Teachers who show DVDs in lessons sometimes feel as though they are guilty of the ultimate educational sin: laziness.

George Cukor, Franco Zeffirelli and Baz Luhrmann may have produced more thought-provoking film versions of Romeo and Juliet than you can create on your limited budget, but the silent accusations linger - that Sir or Miss should do better. Or, in other words, that you have betrayed your GCSE students as thoroughly as a parent who leaves a toddler in front of back-to-back CBeebies.

There are, of course, many things that pupils can learn from a film; not least the variety of ways in which a text can be interpreted and brought to life. They can encourage creativity and make classic writers relevant to an audience who would rather switch on an iPod than read a book.

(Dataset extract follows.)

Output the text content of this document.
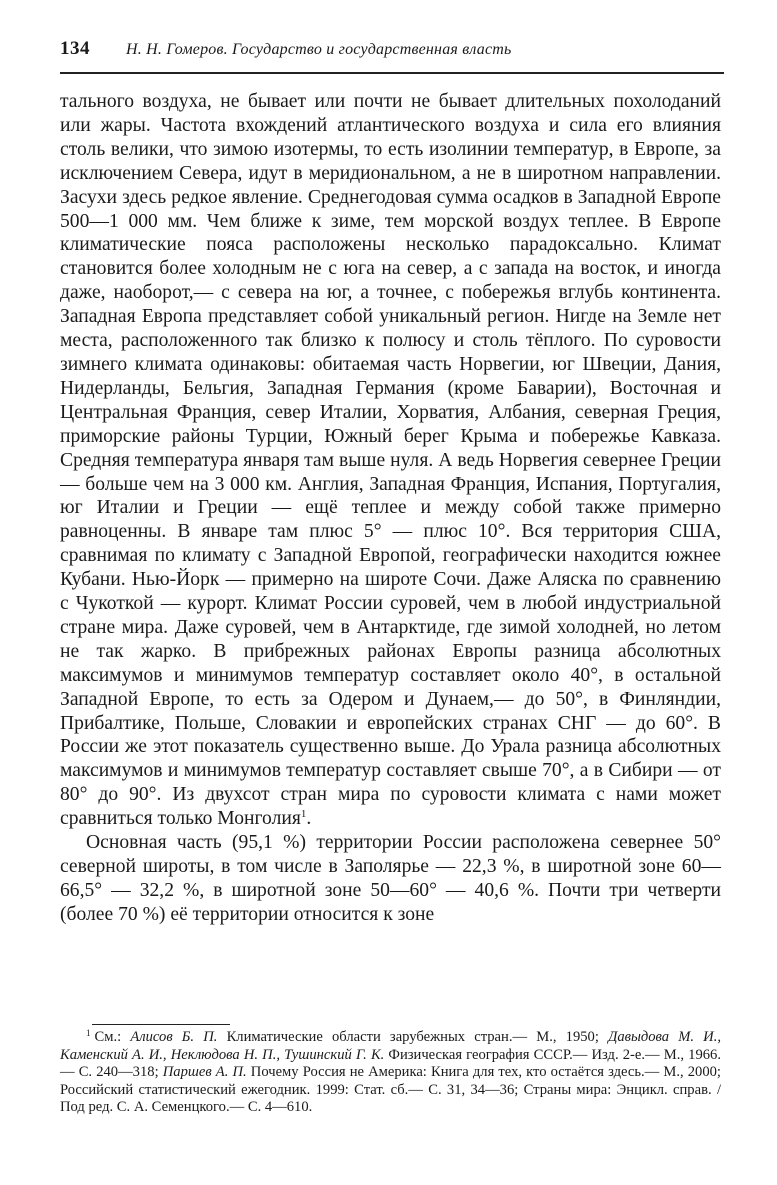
134 Н. Н. Гомеров. Государство и государственная власть

тального воздуха, не бывает или почти не бывает длительных похолоданий или жары. Частота вхождений атлантического воздуха и сила его влияния столь велики, что зимою изотермы, то есть изолинии температур, в Европе, за исключением Севера, идут в меридиональном, а не в широтном направлении. Засухи здесь редкое явление. Среднегодовая сумма осадков в Западной Европе 500—1 000 мм. Чем ближе к зиме, тем морской воздух теплее. В Европе климатические пояса расположены несколько парадоксально. Климат становится более холодным не с юга на север, а с запада на восток, и иногда даже, наоборот,— с севера на юг, а точнее, с побережья вглубь континента. Западная Европа представляет собой уникальный регион. Нигде на Земле нет места, расположенного так близко к полюсу и столь тёплого. По суровости зимнего климата одинаковы: обитаемая часть Норвегии, юг Швеции, Дания, Нидерланды, Бельгия, Западная Германия (кроме Баварии), Восточная и Центральная Франция, север Италии, Хорватия, Албания, северная Греция, приморские районы Турции, Южный берег Крыма и побережье Кавказа. Средняя температура января там выше нуля. А ведь Норвегия севернее Греции — больше чем на 3 000 км. Англия, Западная Франция, Испания, Португалия, юг Италии и Греции — ещё теплее и между собой также примерно равноценны. В январе там плюс 5° — плюс 10°. Вся территория США, сравнимая по климату с Западной Европой, географически находится южнее Кубани. Нью-Йорк — примерно на широте Сочи. Даже Аляска по сравнению с Чукоткой — курорт. Климат России суровей, чем в любой индустриальной стране мира. Даже суровей, чем в Антарктиде, где зимой холодней, но летом не так жарко. В прибрежных районах Европы разница абсолютных максимумов и минимумов температур составляет около 40°, в остальной Западной Европе, то есть за Одером и Дунаем,— до 50°, в Финляндии, Прибалтике, Польше, Словакии и европейских странах СНГ — до 60°. В России же этот показатель существенно выше. До Урала разница абсолютных максимумов и минимумов температур составляет свыше 70°, а в Сибири — от 80° до 90°. Из двухсот стран мира по суровости климата с нами может сравниться только Монголия$^1$.

Основная часть (95,1 %) территории России расположена севернее 50° северной широты, в том числе в Заполярье — 22,3 %, в широтной зоне 60—66,5° — 32,2 %, в широтной зоне 50—60° — 40,6 %. Почти три четверти (более 70 %) её территории относится к зоне

$^1$ См.: Алисов Б. П. Климатические области зарубежных стран.— М., 1950; Давыдова М. И., Каменский А. И., Неклюдова Н. П., Тушинский Г. К. Физическая география СССР.— Изд. 2-е.— М., 1966.— С. 240—318; Паршев А. П. Почему Россия не Америка: Книга для тех, кто остаётся здесь.— М., 2000; Российский статистический ежегодник. 1999: Стат. сб.— С. 31, 34—36; Страны мира: Энцикл. справ. / Под ред. С. А. Семенцкого.— С. 4—610.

Yet films and other similarly useful classroom tools that have not involved hours of the teacher’s blood, sweat and tears seem destined for criticism. Study guides, for example, have for years been the salvation of teachers - from the nervous and newly qualified to the perennially overworked. But today they have fallen from grace, dismissed by critics as the lazy teacher’s solution, and one that is destined to produce a rigid and uncreative lesson.

Nonetheless, the number being published has increased so markedly that they are being referred to as one of the biggest growth areas in the education industry. So are they an asset, or a liability? Should they be lauded, or marked “use with caution”?

The truth lies somewhere in between. As with so many classroom aids, study guides, used appropriately, can be a boon. Mine them for ideas on how to spur on pupils to consider new ways of thinking; digest them and reflect on more lively ways to bring a tired subject to life. Take inspiration from their most accessible and relevant material, adapt it, make it your own and pass it on.

As long as you do not view them as a babysitter - or, worse, a form of respite care - the results may surprise both you and their persistent, and arguably less creative, detractors.